Arc Forum | "I can't believe this never came up working with json"I think order-preserving t...

Arc Forum

3 points by rocketnia 2352 days ago | link | parent

"I can't believe this never came up working with json"

I think order-preserving tables are pretty useful for JSON -- particularly to help ensure implementation details aren't leaking even in a distributed system where JSON is being passed through multiple parsers and serializers -- but it's worth noting that even JSON objects are specified to be unordered and are commonly treated as such. (RFC 8259: "An object is an unordered collection ...")

Even JavaScript's standard JSON.parse(...) doesn't preserve order the way you might like it to. Here's what I get in Firefox right now:

  > JSON.stringify(JSON.parse("{\"a\": 10, \"1\": 20}"))
  "{\"1\":20,\"a\":10}"

This is because JavaScript objects historically didn't preserve any particular iteration order, and although they have more consistent cross-browser behavior these days, they seem to have settled on some rules like iterating through numeric properties like "1" before other properties like "a". (From what I've found, I see people saying this behavior is a standard as of ES2015, but I don't see it in the ES2018 spec.)

JavaScript Maps are a different story; they're a newer addition to the language, and they're strictly specified to preserve insertion order.
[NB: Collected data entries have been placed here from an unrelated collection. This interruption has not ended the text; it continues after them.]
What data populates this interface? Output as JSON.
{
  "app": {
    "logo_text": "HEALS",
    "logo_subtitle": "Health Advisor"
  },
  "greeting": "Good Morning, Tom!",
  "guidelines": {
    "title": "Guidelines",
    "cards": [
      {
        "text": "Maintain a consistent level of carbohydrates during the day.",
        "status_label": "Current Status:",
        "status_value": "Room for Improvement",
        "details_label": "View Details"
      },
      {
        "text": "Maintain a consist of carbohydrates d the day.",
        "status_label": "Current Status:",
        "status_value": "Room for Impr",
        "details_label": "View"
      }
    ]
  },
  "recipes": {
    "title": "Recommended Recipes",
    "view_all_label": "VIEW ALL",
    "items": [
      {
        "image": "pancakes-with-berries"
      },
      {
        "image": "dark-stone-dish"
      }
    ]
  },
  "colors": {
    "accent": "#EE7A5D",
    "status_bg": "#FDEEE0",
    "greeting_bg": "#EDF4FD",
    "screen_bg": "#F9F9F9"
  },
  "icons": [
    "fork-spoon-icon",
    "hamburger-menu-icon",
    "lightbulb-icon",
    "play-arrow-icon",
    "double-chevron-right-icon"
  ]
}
Other languages use dictionaries which preserve order, including Groovy (where [a: 1, b: 2] is a LinkedHashMap literal), Ruby, and... you've already found details on Python.

Even in Groovy, JavaScript (Maps), and Ruby, the only way to observe the order of their collections is to iterate from the beginning, and the only way to influence it is to insert entries at the end. This means any substantial interactions with the order of these collections will be just about as inefficient and inconvenient as if we had converted the whole collection to an association list, processed it that way, and converted it back. Essentially, it seems the order is preserved only to prevent programs from having language-implementation-dependent bugs, and maybe to help with recognizing values in debug output, not because it's a useful for programming.
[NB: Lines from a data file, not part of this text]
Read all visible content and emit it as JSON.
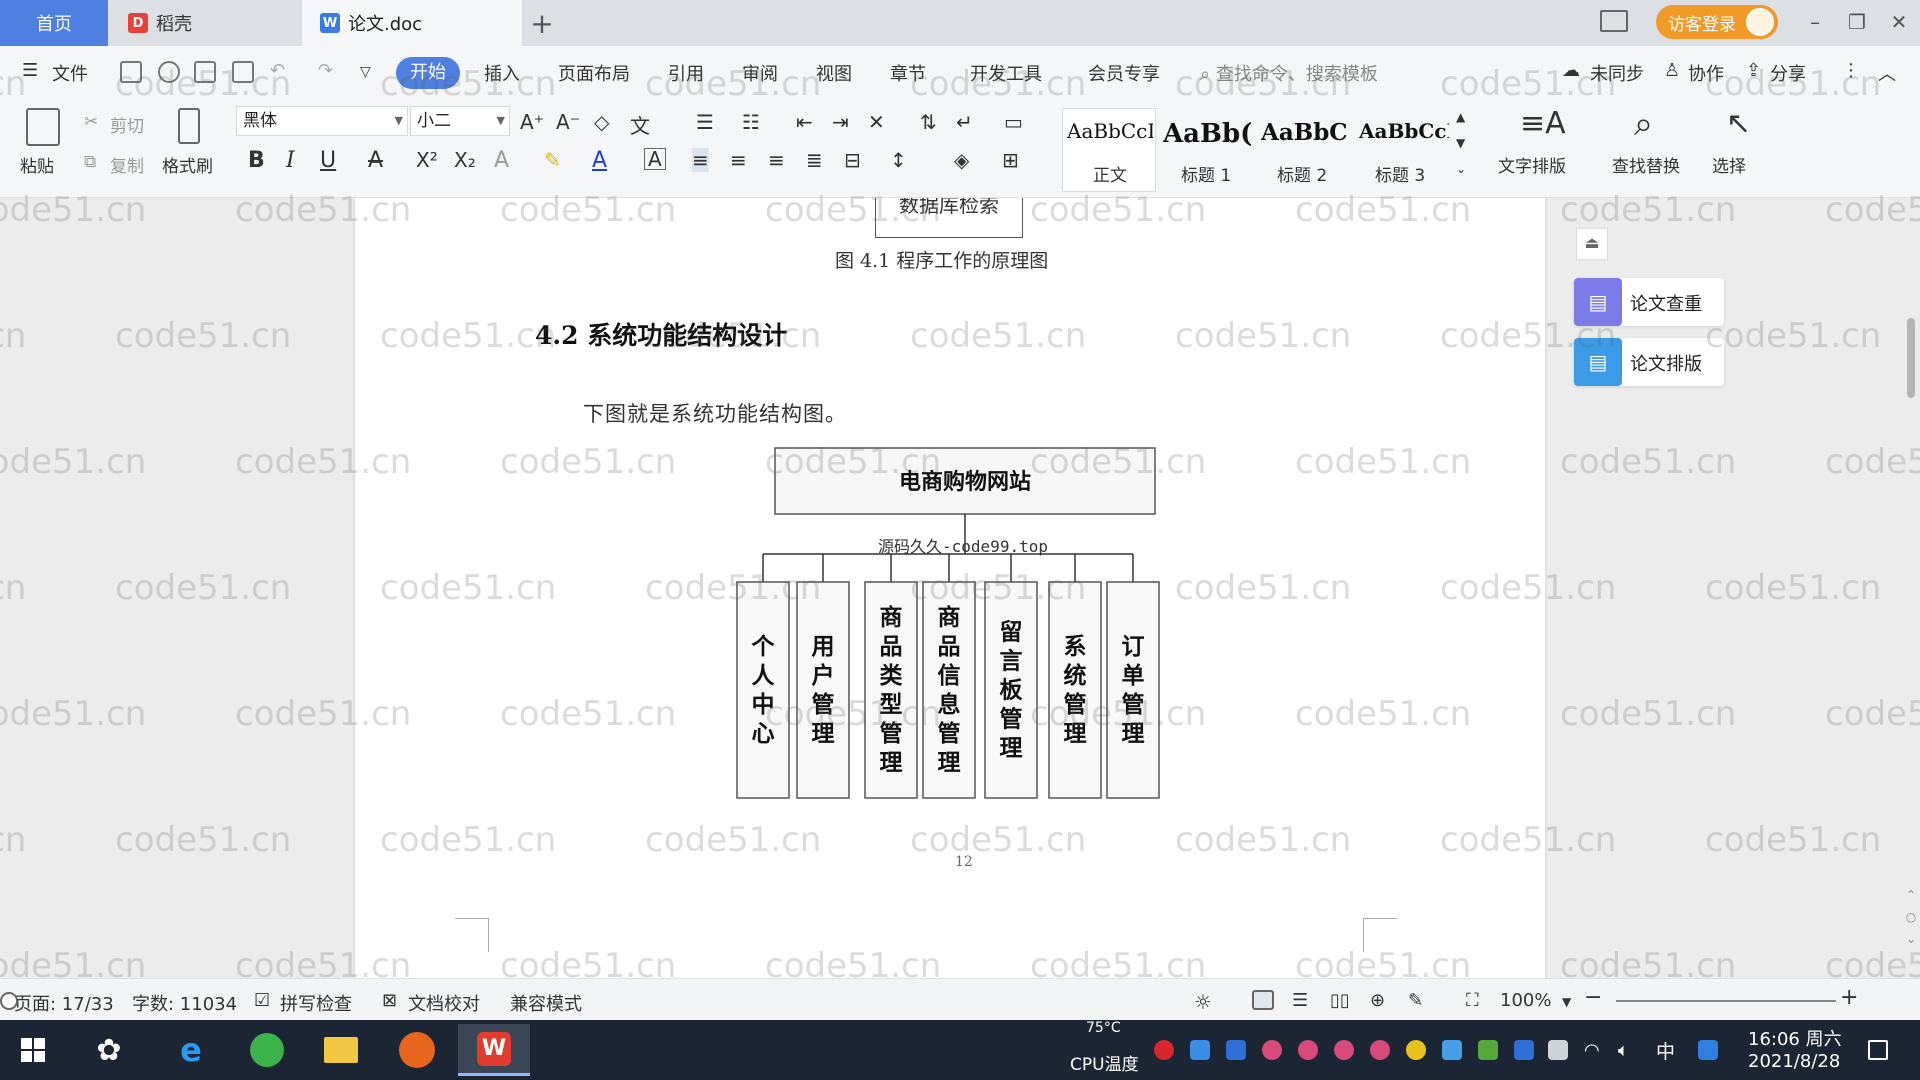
{
  "tabs": {
    "home": "首页",
    "docer": "稻壳",
    "document": "论文.doc"
  },
  "titlebar": {
    "visitor_login": "访客登录"
  },
  "menu": {
    "file": "文件",
    "start": "开始",
    "insert": "插入",
    "page_layout": "页面布局",
    "reference": "引用",
    "review": "审阅",
    "view": "视图",
    "chapter": "章节",
    "dev_tools": "开发工具",
    "member": "会员专享",
    "search_placeholder": "查找命令、搜索模板",
    "unsynced": "未同步",
    "collaborate": "协作",
    "share": "分享"
  },
  "ribbon": {
    "paste": "粘贴",
    "cut": "剪切",
    "copy": "复制",
    "format_painter": "格式刷",
    "font_name": "黑体",
    "font_size": "小二",
    "styles": [
      {
        "sample": "AaBbCcI",
        "name": "正文"
      },
      {
        "sample": "AaBb(",
        "name": "标题 1"
      },
      {
        "sample": "AaBbC",
        "name": "标题 2"
      },
      {
        "sample": "AaBbCcI",
        "name": "标题 3"
      }
    ],
    "text_layout": "文字排版",
    "find_replace": "查找替换",
    "select": "选择"
  },
  "document": {
    "top_box_text": "数据库检索",
    "figure_caption": "图 4.1  程序工作的原理图",
    "section_heading": "4.2 系统功能结构设计",
    "paragraph": "下图就是系统功能结构图。",
    "page_number": "12"
  },
  "chart_data": {
    "type": "diagram",
    "root": "电商购物网站",
    "overlay_text": "源码久久-code99.top",
    "children": [
      "个人中心",
      "用户管理",
      "商品类型管理",
      "商品信息管理",
      "留言板管理",
      "系统管理",
      "订单管理"
    ]
  },
  "side_panel": {
    "check": "论文查重",
    "layout": "论文排版"
  },
  "statusbar": {
    "page": "页面: 17/33",
    "words": "字数: 11034",
    "spell_check": "拼写检查",
    "doc_proof": "文档校对",
    "compat_mode": "兼容模式",
    "zoom": "100%"
  },
  "taskbar": {
    "cpu_temp": "75°C",
    "cpu_label": "CPU温度",
    "ime": "中",
    "time": "16:06 周六",
    "date": "2021/8/28"
  },
  "watermark": "code51.cn"
}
Every one of these languages makes it easy to communicate the intent of an ordered collection by using lists or arrays of some sort. I'm pretty sure I've seen this lead to association lists even in JSON, particularly for things like database query results:

  [
    {"id":..., "name": ..., "occupation": ...},
    {"id":..., "name": ..., "occupation": ...}
  ]

When the order matters, I think this is the kind of approach to prefer, even if it takes a few more abstractions to make key lookup convenient.

1 point by kinnard 2352 days ago | link

What do you think of this: http://arclanguage.org/item?id=21066

-----

2 points by rocketnia 2351 days ago | link

It could be me, but I have trouble imagining any situation where I would need this syntax.

- If I'm not doing both kinds of lookup several times in the same part of the code, the lookup styles don't both need to be concise at the same time. Different parts of the code can convert to different representations that are concise to use in that context.

- If it's the root layer of a data structure, then I can simply use two different local variables to refer to that data, one of which always treats it as a list and one of which always treats it as a table.

- Unless I'm processing some specific indices, I'll usually want to iterate through the whole data structure, so I usually wouldn't be using any indexing operations in the first place.

- If I know what specific indexes I want at development time, then I would usually use an unordered table (for easy indexing) or a fixed-length list (for easy destrucuring).

- If I'm performing any two lookups for the same reason, they can usually use the same expression in the code.

So I would have to be writing some code where I'm performing several different lookups of specific ordered indexes and specific chosen keyed indexes, all of which are for distinct reasons I know at development time but few of which are under indexes I know at development time. Moreover, each lookup must be two or more layers deep into a nested data structure.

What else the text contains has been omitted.